Promising data shows that an Alzheimer’s drug can slow cognitive decline.
In a phase III clinical trial, with results published Tuesday in the New England Journal of Medicine, the drug, Lecanemab — developed by Eisai and Biogen Inc. — slowed the rate of cognitive decline by 27% in patients in the early stages of the disease, making it the first drug of its kind to produce such positive trial results, the study showed.
“Lecanemab reduced markers of amyloid in early Alzheimer’s disease and resulted in less decline than placebo on all measures of cognition and function at 18 months,” said Dr. Christopher Van Dyck, director of the Yale Alzheimer’s Disease Research Center, during his presentation of trial efficacy results at the Clinical Trials on Alzheimer’s Disease meeting, held in San Francisco.

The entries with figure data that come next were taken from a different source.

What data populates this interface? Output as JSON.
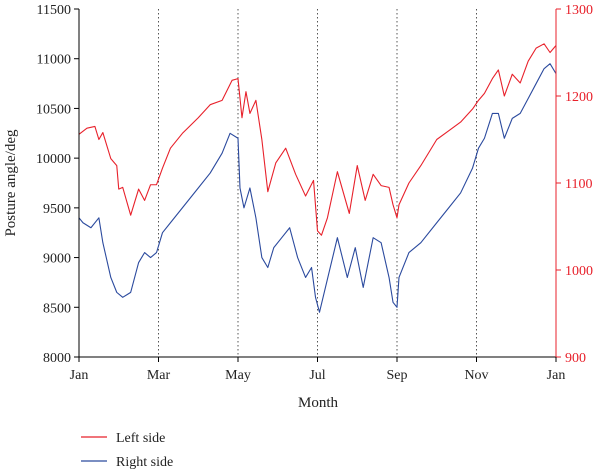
{
  "chart_data": {
    "type": "line",
    "title": "",
    "xlabel": "Month",
    "ylabel_left": "Posture angle/deg",
    "ylabel_right": "",
    "x_ticks": [
      "Jan",
      "Mar",
      "May",
      "Jul",
      "Sep",
      "Nov",
      "Jan"
    ],
    "x_range": [
      0,
      12
    ],
    "x_unit": "months",
    "vertical_dotted_lines_at": [
      2,
      4,
      6,
      8,
      10
    ],
    "y_left": {
      "range": [
        8000,
        11500
      ],
      "ticks": [
        8000,
        8500,
        9000,
        9500,
        10000,
        10500,
        11000,
        11500
      ]
    },
    "y_right": {
      "range": [
        900,
        1300
      ],
      "ticks": [
        900,
        1000,
        1100,
        1200,
        1300
      ],
      "color": "#e8212b"
    },
    "grid": false,
    "legend_position": "bottom-left",
    "series": [
      {
        "name": "Left side",
        "color": "#e8212b",
        "axis": "right",
        "x": [
          0,
          0.2,
          0.4,
          0.5,
          0.6,
          0.8,
          0.95,
          1.0,
          1.1,
          1.3,
          1.5,
          1.65,
          1.8,
          1.95,
          2.1,
          2.3,
          2.6,
          3.0,
          3.3,
          3.6,
          3.85,
          4.0,
          4.1,
          4.2,
          4.3,
          4.45,
          4.6,
          4.75,
          4.95,
          5.2,
          5.45,
          5.7,
          5.9,
          6.0,
          6.1,
          6.25,
          6.5,
          6.8,
          7.0,
          7.2,
          7.4,
          7.6,
          7.8,
          7.9,
          8.0,
          8.05,
          8.3,
          8.6,
          9.0,
          9.3,
          9.6,
          9.9,
          10.05,
          10.2,
          10.4,
          10.55,
          10.7,
          10.9,
          11.1,
          11.3,
          11.5,
          11.7,
          11.85,
          12.0
        ],
        "y": [
          1156,
          1163,
          1165,
          1150,
          1158,
          1128,
          1120,
          1093,
          1095,
          1063,
          1093,
          1080,
          1098,
          1098,
          1117,
          1140,
          1157,
          1175,
          1190,
          1195,
          1218,
          1220,
          1175,
          1205,
          1180,
          1195,
          1150,
          1090,
          1123,
          1140,
          1110,
          1085,
          1103,
          1045,
          1040,
          1060,
          1113,
          1065,
          1120,
          1080,
          1110,
          1097,
          1095,
          1075,
          1060,
          1075,
          1100,
          1120,
          1150,
          1160,
          1170,
          1185,
          1195,
          1203,
          1220,
          1230,
          1200,
          1225,
          1215,
          1240,
          1255,
          1260,
          1250,
          1258
        ]
      },
      {
        "name": "Right side",
        "color": "#2b4a9e",
        "axis": "left",
        "x": [
          0,
          0.1,
          0.3,
          0.5,
          0.6,
          0.8,
          0.95,
          1.1,
          1.3,
          1.5,
          1.65,
          1.8,
          1.95,
          2.1,
          2.3,
          2.6,
          3.0,
          3.3,
          3.6,
          3.8,
          4.0,
          4.05,
          4.15,
          4.3,
          4.45,
          4.6,
          4.75,
          4.9,
          5.1,
          5.3,
          5.5,
          5.7,
          5.85,
          5.95,
          6.05,
          6.2,
          6.5,
          6.75,
          6.95,
          7.15,
          7.4,
          7.6,
          7.8,
          7.9,
          8.0,
          8.05,
          8.3,
          8.6,
          9.0,
          9.3,
          9.6,
          9.9,
          10.05,
          10.2,
          10.4,
          10.55,
          10.7,
          10.9,
          11.1,
          11.3,
          11.5,
          11.7,
          11.85,
          12.0
        ],
        "y": [
          9400,
          9350,
          9300,
          9400,
          9150,
          8800,
          8650,
          8600,
          8650,
          8950,
          9050,
          9000,
          9050,
          9250,
          9350,
          9500,
          9700,
          9850,
          10050,
          10250,
          10200,
          9700,
          9500,
          9700,
          9400,
          9000,
          8900,
          9100,
          9200,
          9300,
          9000,
          8800,
          8900,
          8600,
          8450,
          8700,
          9200,
          8800,
          9100,
          8700,
          9200,
          9150,
          8800,
          8550,
          8500,
          8800,
          9050,
          9150,
          9350,
          9500,
          9650,
          9900,
          10100,
          10200,
          10450,
          10450,
          10200,
          10400,
          10450,
          10600,
          10750,
          10900,
          10950,
          10850
        ]
      }
    ]
  }
}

Researchers followed nearly 1,800 patients over the course of 18 months and found the drug “resulted in moderately less decline on measures of cognition and function,” compared to patients who received a placebo.
However, the companies noted that “longer trials are warranted to determine the efficacy and safety of Lecanemab in early Alzheimer’s disease.”
Patients who have Alzheimer’s disease have build-up of two proteins, amyloid-beta and tau, in the brain. They clump together and form plaques, disrupting cell function and causing symptoms such as memory loss and confusion.
Lecanemab is a monoclonal antibody that helps remove the amyloid-beta clumps.
Trial participants were split into two groups, both with a Clinical Dementia Rating Scale Sum of Boxes (CDR-SB) score of about 3.2 when the trial began. This score, which measures dementia impairment, has a scale from 0 indicating no impairment to 18.0 indicating severe impairment. A score of 3.2 indicates very mild impairment.
Over the course of 18 months, patients in the Lecanemab group saw their score go up by 1.21 points in comparison with patients in the placebo group, who saw their score go up by 1.66 points.